Nuestros problemas se resolvieran si simplemente nos pusiéramos a hablar las cosas. Como me dijo otro buen amigo: "En El Salvador hemos llegado al punto muchas veces que por discutir si se construye un hospital y si se va a pintar de azul o blanco, no se hace el hospital. ¡Lo que necesitamos es el hospital, men!"

Especialmente en estos días de elección, todos los candidatos van a hacernos promesas muy similares. Algunos de ellos van a prometer computadoras para todos los estudiantes, otros van a prometer mejor infraestructura, otros van a prometer uniformes más duraderos. ¡Lo que necesitamos es una mejor educación! Pero si de repente uno ofrece algo, los contrarios lo descalifican de inmediato, simplemente porque no lo prometieron ellos.

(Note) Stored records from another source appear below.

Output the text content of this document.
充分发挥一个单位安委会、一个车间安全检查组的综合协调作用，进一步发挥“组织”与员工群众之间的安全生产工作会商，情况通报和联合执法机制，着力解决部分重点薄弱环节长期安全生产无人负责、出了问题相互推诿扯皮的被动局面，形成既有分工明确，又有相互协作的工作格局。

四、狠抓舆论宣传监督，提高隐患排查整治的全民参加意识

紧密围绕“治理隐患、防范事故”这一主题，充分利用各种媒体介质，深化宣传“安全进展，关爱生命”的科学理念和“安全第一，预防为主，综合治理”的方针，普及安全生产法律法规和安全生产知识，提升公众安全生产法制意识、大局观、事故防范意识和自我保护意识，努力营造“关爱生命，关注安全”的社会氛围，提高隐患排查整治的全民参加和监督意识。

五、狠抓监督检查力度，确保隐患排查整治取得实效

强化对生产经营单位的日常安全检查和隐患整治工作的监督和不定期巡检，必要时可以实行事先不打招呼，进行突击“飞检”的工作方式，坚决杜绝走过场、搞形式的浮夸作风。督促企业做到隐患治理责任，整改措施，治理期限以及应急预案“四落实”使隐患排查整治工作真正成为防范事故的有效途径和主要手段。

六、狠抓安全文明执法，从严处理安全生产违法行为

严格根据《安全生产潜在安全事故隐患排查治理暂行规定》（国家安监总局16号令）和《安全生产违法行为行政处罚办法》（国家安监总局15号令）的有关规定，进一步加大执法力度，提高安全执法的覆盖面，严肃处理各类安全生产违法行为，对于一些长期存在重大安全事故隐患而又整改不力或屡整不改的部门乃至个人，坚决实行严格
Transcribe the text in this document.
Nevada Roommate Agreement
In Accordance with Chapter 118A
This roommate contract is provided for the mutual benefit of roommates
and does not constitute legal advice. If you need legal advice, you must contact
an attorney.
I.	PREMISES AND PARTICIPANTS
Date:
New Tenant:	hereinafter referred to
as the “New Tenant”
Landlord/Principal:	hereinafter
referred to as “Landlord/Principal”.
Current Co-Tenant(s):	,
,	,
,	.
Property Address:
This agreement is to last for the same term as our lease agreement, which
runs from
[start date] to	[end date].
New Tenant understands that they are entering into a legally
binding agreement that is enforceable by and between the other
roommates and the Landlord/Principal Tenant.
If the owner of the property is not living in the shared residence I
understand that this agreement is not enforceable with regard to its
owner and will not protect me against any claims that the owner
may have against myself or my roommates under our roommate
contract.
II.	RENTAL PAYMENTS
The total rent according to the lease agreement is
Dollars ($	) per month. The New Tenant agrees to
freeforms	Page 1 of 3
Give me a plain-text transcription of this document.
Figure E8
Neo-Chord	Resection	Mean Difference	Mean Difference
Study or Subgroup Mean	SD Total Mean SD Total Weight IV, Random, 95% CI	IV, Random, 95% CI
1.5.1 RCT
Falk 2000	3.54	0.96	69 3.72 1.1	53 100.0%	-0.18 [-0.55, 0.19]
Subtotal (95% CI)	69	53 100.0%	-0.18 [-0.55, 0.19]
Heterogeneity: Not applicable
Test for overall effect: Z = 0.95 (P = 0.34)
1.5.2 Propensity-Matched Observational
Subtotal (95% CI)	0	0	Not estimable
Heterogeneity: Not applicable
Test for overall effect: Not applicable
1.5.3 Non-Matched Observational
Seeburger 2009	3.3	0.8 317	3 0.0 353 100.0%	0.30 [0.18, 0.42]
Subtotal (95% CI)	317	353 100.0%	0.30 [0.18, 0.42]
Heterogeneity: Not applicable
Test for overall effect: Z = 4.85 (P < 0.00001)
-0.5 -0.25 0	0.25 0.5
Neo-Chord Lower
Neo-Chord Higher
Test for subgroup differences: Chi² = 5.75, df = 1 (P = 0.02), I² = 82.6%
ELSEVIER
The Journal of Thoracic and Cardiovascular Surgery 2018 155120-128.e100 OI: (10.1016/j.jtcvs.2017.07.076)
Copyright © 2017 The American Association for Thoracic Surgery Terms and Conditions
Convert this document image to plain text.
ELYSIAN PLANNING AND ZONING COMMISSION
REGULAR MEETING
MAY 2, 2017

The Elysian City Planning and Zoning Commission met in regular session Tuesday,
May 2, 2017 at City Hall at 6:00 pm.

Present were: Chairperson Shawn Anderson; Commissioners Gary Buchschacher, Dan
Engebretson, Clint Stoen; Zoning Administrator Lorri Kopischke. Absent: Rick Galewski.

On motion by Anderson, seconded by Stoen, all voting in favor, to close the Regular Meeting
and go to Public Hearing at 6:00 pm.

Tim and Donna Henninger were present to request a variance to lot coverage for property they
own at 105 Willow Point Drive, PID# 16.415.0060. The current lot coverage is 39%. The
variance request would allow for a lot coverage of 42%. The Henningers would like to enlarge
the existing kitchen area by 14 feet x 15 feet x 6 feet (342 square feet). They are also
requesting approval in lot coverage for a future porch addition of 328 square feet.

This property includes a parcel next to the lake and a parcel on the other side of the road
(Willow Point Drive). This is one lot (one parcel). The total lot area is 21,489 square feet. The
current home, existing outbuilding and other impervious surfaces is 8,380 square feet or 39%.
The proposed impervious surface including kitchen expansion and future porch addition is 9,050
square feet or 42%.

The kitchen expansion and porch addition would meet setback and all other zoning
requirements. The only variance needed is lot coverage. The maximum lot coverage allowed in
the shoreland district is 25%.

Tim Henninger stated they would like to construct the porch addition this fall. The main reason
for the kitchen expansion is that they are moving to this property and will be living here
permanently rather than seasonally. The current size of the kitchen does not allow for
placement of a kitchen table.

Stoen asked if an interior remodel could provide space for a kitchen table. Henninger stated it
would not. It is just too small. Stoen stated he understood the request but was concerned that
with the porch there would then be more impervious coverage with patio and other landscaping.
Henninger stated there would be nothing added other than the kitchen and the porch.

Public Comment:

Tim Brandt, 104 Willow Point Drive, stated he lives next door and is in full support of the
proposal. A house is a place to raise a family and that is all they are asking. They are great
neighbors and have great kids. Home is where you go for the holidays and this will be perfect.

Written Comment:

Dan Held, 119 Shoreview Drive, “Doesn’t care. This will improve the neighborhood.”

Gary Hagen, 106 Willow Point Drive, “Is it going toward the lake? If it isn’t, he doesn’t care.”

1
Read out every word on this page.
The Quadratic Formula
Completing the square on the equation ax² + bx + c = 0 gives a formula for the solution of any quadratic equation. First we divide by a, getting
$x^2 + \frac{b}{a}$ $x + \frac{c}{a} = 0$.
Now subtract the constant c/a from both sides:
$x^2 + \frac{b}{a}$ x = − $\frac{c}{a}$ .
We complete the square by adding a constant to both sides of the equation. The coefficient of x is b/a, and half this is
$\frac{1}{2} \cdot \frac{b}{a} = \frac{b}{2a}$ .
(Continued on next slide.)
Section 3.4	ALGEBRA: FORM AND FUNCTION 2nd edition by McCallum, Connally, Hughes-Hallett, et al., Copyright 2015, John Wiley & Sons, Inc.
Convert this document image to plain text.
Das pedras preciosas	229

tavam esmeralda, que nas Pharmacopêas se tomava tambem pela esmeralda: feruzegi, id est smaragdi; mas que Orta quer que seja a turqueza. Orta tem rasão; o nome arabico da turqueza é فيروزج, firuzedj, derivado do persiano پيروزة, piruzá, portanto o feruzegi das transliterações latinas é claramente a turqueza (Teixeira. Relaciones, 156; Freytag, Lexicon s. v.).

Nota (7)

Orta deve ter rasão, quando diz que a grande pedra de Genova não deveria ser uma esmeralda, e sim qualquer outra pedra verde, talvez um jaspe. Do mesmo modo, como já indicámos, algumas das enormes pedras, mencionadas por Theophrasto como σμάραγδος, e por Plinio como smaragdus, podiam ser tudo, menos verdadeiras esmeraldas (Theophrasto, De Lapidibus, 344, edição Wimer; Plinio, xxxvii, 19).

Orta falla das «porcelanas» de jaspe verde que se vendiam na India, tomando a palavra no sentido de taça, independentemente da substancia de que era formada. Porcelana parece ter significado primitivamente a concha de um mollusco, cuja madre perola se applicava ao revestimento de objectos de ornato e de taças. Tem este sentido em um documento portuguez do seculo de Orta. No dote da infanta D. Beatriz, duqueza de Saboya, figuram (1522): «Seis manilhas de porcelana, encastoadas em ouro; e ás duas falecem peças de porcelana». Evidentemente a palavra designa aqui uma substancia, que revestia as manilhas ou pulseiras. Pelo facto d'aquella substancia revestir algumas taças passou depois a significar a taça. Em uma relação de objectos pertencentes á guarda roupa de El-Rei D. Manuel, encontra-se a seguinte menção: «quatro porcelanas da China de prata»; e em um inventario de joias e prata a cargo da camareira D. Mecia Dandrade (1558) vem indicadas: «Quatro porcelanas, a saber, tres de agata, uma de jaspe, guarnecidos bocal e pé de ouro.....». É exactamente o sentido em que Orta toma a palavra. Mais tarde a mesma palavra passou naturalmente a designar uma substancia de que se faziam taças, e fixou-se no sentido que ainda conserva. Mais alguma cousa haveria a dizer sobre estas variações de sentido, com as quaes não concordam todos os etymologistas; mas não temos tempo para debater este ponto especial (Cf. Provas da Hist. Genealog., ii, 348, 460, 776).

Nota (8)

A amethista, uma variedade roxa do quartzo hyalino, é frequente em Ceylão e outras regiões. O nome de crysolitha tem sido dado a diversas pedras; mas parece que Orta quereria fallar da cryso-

Lastimosamente, el gran problema de los políticos salvadoreños, pecando de generalizar, es un fenómeno el cual llamo: "la vista a la tierra". Lo llamo así, por una experiencia personal, sencilla pero profunda, en una de esas meditaciones espontáneas que te regala la vida sin querer queriendo.

A principios de este año tuve la oportunidad de visitar con un grupo de amigos el parque El Imposible. Luego de acampar durante la noche, en la mañana subimos hasta la punta de la montaña del Trifinio.

Pausa. Para los que no lo conocen, es un lugar espectacular, uno de los puntos más altos de nuestro país, donde al pararte en la punta de la montaña, estás a la vez en Honduras, Guatemala y El Salvador.

Continúo. Cuando íbamos caminando hacia arriba, la verdad es que no me parecía que el lugar era tan espectacular como me lo habían "vendido". Consideraba que era bonito, pero tampoco gran diferencia a varios lugares que conozco en El Salvador, me decía. Al llegar arriba, un efecto similar.

Cuando bajamos la montaña, incluso por un momento llegué a desesperarme por ir viendo lo mismo, pues llevaba la cabeza hacia abajo, llevando "la vista a la tierra," por miedo a caerme. En una de esas, una de las personas que iba en el grupo pidió que nos detuviéramos un rato a descansar, pues llevábamos ya algunas horas de caminar entre el bosque.

Cuando nos detuvimos, por primera vez en todo el paseo vi hacia el frente y no abajo hacia el lodo. Es en ese momento que me di cuenta del lugar espectacular en el que estaba parado. Inmediatamente, volteé a ver hacia arriba y me di cuenta que estaba bajo un techo natural de cientos de kilómetros cuadrados de bosque, algo impresionante, difícil de explicar en palabras.

A partir de ese momento, las horas de camino que quedaron en caminata se sintieron como minutos. El cansancio se convertía en motivación en ver qué otras cosas me podía encontrar en el camino. Por supuesto, que no volteé a ver hacia la tierra más que para no tropezarme, pero ya sabía que si me quedaba viendo abajo, no iba a poder apreciar la oportunidad que estaba teniendo en ese momento.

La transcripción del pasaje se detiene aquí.